A Carlo Levi le levantaron el destierro al cabo de un año, y entonces descubrió que no tenía mucha prisa por marcharse
El espectáculo de la injusticia, del sufrimiento, de la imbecilidad enfática de los que mandan atraviesa cada una de las páginas del libro: la atención a cada uno de los seres humanos con los que el desterrado va encontrándose aleja la denuncia de todo peligro de proclama abstracta, de arrogancia mesiánica. A Carlo Levi le levantaron el destierro al cabo de un año, y entonces descubrió que no tenía mucha prisa por marcharse: “Me parecía estar apartado de todas las cosas, de todos los lugares, alejadísimo de cualquier denominación, perdido fuera del tiempo, en un infinito de otro mundo. Me sentía oculto, desconocido para los hombres, escondido como un vástago bajo la corteza de un árbol: aguzaba el oído para escuchar la noche y me parecía haber entrado, de repente, en el corazón mismo del mundo”.
Escribía el libro temiendo que no podría terminarlo, que moriría sin volver a Gagliano.
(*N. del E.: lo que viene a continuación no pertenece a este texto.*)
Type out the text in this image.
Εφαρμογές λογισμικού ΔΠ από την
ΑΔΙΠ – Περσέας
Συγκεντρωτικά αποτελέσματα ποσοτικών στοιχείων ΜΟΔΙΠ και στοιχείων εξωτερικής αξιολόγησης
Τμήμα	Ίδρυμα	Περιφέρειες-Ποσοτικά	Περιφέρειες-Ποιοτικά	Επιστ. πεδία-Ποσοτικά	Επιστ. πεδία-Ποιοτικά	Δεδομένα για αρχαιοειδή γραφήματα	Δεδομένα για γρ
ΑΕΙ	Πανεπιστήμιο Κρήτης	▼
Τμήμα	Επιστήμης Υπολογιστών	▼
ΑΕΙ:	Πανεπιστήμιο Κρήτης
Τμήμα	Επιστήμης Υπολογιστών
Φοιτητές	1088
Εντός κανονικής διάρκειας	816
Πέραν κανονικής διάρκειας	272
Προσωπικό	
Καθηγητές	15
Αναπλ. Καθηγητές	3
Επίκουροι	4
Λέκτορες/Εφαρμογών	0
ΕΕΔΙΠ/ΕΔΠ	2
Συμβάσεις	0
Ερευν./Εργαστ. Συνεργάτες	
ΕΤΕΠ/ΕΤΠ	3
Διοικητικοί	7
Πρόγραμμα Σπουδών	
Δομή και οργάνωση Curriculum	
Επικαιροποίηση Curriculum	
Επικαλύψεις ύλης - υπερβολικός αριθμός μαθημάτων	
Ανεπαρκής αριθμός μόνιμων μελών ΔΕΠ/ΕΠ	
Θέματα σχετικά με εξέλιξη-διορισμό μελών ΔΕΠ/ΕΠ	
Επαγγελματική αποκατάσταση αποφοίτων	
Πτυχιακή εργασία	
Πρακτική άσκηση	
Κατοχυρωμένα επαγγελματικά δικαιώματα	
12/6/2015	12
Lo escribió entre diciembre de 1943 y julio de 1944, escondido en Florencia, mientras los alemanes patrullaban a la caza de resistentes y judíos, en una casa en la que había encontrado —son sus palabras— “refugio contra la muerte feroz que recorría las calles de la ciudad, que se había vuelto selva primitiva de sombras y fieras”. El lugar que fue del destierro lo fue después de la añoranza, y del regreso para siempre. Por elección propia, Carlo Levi está enterrado en Aliano.